Was sind das für Menschen, die vor Ort mit euch kooperieren und Flüchtlingen helfen?
Das sind sehr bewundernswerte einfache Menschen, die selbst kämpfen müssen angesichts der eigenen schlechten Lage und dem gesellschaftlichen Umfeld. Es gibt zum Beispiel eine Oma, eine arme Bäuerin, die den von der Polizei blutig geschlagenen Flüchtlingen nach brutalen Pushbacks hilft. Die Unterstützenden da wie dort sind vor allem Frauen. Oft sind es muslimische Frauen mit Kopftuch, die von denen da oben selbst rassistisch verurteilt werden.
Wir haben uns an ihnen orientiert, denn sie kennen sich am besten aus. Wir haben nicht die Attitüde, dass wir vom Westen alles wissen und sagen, wo es lang geht. Wir konnten diese Frauen durch das Gewicht, welches wir im Laufe der Zeit bekamen, stärken. In allen wichtigen Positionen sind ja echte Patriarchen und jeder weiß: Wir halten für diese Helferinnen unsere Hand ins Feuer und verwehren uns gegen die Kriminalisierung von Flüchtlingshilfe.
Am Weltflüchtlingstag habt ihr mit Partner-Organisationen wieder Beweise für Menschenrechtsverletzungen an österreichische Politiker_innen übergeben. Zum letzten Mal, warum?
Weil wir enttäuscht über den Umgang der Politik sind. Im Vorjahr haben wir der Justizministerin Alma Zadic die Beweise des Border Violence Monitoring Network über die Grenzgewalt gegen Schutzsuchende an der kroatischen Grenze übergeben. Damals hatten wir Hoffnung, aber die Gewalt hat sich im nächsten Jahr verdoppelt.
Heuer übergaben wir zusammen mit dem Border Violence Monitoring Network die 2 Bände Black Books of Pushbacks mit 900 Zeugenaussagen und 13.000 dokumentierte Grundrechtsverletzungen an die Menschenrechtssprecherinnen von ÖVP, Grüne und Neos sowie Nurten Yilmaz, die engagierte Integrationssprecherin der SPÖ. Bei der Pressekonferenz berichteten die Schwestern Amina und Merdijja Kobilica aus erster Hand. Jetzt ist Schluss, alle wissen Bescheid. Trotzdem gibt es keinen Stopp der Menschenrechtsverletzungen. Es bleibt also die Verantwortung dafür.
Es sind viele Flüchtlinge aus Afghanistan am Balkan gestrandet und wissen nicht wie weiter. Was ist deren Perspektive nach der US-Niederlage in Afghanistan jetzt?

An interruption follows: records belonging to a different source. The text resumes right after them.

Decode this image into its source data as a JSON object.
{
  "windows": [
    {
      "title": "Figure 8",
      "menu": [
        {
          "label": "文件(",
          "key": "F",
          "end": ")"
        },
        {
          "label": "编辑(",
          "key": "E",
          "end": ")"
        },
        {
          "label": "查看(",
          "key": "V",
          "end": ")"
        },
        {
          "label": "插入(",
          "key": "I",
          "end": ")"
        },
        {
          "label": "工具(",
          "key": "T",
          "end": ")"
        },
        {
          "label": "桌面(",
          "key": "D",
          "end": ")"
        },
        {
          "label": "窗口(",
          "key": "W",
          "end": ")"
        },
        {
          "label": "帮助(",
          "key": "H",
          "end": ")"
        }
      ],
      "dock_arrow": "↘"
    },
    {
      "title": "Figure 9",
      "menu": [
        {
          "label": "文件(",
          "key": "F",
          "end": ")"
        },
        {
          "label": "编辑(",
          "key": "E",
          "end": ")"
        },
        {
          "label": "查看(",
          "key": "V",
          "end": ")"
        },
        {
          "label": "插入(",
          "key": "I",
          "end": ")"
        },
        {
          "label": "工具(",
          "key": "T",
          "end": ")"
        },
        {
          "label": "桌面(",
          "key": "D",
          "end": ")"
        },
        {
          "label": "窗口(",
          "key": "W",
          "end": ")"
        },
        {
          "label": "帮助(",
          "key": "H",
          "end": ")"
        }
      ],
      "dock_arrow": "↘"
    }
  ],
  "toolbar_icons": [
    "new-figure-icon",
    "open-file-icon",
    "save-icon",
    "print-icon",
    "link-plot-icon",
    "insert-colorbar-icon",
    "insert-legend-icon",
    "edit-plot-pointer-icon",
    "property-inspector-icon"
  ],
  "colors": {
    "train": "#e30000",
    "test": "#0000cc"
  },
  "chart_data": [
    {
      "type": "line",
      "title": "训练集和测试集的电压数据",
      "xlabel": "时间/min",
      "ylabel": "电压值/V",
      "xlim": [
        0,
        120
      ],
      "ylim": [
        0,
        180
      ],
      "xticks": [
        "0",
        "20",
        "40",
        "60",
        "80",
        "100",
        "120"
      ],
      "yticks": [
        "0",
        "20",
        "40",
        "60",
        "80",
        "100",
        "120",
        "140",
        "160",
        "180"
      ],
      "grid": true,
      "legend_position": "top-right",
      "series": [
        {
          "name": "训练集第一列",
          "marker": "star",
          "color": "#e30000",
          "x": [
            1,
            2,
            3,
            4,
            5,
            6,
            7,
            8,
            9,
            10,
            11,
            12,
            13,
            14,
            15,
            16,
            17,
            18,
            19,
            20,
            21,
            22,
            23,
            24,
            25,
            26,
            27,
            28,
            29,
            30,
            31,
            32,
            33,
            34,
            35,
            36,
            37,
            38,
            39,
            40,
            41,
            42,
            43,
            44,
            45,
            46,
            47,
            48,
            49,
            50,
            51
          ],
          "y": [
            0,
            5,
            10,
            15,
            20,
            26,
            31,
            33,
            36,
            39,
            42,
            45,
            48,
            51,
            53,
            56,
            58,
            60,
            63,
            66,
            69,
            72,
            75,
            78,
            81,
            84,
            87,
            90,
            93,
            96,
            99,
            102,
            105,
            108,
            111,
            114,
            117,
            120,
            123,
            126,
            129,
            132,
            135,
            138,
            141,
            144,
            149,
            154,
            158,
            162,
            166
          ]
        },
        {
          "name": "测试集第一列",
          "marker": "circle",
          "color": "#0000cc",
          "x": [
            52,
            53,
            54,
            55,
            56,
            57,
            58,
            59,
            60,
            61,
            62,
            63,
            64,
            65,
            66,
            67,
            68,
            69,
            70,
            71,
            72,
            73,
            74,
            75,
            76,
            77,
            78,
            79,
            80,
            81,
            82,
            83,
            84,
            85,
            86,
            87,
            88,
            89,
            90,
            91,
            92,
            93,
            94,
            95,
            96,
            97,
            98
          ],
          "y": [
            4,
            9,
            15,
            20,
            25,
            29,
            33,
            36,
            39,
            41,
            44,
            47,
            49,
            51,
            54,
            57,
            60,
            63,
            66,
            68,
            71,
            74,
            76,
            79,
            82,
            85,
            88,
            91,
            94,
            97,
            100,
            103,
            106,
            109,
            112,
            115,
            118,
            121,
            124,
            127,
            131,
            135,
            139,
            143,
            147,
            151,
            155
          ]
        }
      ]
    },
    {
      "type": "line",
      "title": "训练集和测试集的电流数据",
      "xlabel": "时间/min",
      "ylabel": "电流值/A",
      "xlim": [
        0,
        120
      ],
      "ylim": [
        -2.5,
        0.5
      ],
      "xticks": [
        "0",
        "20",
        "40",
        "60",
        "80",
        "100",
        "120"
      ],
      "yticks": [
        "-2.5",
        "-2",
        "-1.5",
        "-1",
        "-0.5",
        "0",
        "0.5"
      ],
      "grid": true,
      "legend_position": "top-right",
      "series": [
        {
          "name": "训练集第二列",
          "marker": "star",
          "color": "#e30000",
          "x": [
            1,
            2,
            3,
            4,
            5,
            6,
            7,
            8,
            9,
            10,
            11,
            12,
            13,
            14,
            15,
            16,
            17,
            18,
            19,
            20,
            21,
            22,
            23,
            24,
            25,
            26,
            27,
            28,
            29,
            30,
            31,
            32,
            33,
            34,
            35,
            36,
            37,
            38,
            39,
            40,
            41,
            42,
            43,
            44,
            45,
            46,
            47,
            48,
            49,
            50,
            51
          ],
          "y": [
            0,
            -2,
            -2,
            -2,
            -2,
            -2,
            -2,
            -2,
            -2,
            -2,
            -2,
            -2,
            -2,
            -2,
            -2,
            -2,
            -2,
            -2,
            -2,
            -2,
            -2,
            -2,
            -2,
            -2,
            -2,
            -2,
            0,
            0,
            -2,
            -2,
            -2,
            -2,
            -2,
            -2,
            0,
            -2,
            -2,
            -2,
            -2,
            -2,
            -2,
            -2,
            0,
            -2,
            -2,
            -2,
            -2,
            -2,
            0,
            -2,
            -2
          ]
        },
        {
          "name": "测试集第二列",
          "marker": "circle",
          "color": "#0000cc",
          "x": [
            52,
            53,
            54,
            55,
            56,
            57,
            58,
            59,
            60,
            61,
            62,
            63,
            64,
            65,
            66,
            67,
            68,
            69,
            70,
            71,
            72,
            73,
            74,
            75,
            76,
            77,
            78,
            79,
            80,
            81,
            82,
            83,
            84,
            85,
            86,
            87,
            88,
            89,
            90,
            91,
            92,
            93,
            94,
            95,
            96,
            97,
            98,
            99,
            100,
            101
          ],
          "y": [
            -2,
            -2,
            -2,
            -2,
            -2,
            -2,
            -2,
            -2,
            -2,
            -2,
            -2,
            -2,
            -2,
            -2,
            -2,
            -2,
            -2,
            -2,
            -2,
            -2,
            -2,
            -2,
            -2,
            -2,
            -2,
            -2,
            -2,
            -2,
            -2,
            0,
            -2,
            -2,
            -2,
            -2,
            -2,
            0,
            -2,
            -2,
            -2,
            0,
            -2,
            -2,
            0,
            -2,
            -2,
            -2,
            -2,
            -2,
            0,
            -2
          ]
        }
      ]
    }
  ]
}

Sehr viele von den Schutzsuchenden sind aus Afghanistan. Im wilden Familiencamp in Velika Kladuša, einer bosnischen Grenzstadt, leben viele afghanische Familien in den Wäldern oder in Abbruchhäusern. Wir waren mit der Sozialistischen Jugend und mit Nonnen vom Franziskanerorden von der Schmerzhaften Mutter dort. Wir haben dort sehr gebildete Menschen getroffen, die sich sehr leicht integrieren könnten.
Wir brauchen offene Grenzen und Familienzusammenführungen für die dahinvegetierenden Menschen. Die Kinder haben keinen Schulunterricht, die Eltern sind hoffnungslos. Die einzige Hilfe, die wahrhaftig ankommt, ist die von kleinen NGOs wie unserer und das dank der bosnischen Hilfsnetzwerke, die dort täglich aktiv sind. Dass drei Autostunden von Österreich weg Familien und Kinder in derartigem Elend leben müssen, ist für uns – egal wie oft wir in Bosnien sind – erschütternd.
Was ist mit Innenminister Nehammers Hilfe vor Ort und internationalen Abkommen?
Es gibt keine Hilfe vor Ort wie Innenminister Nehammer gerne vorgaukelt. Es geht ihm ums Abschieben, nicht um Menschen. In Griechenland ist das evident, weil es eine große Inszenierung gab. Alle wissen, bei den Menschen kommt nichts an. In Bosnien haben wir auch mit der grünen Abgeordneten Ewa Ernst-Dziedzic bei den Bürgermeistern und Regionalpolitikern nachgefragt. Keiner weiß, wo das Geld hinkam und keiner hat Interesse, daran was zu ändern. Die österreichische Botschaft behauptet, es sei an die Internationale Organisation für Migration geflossen, wo laut Berichten die miesesten Bedingungen herrschen.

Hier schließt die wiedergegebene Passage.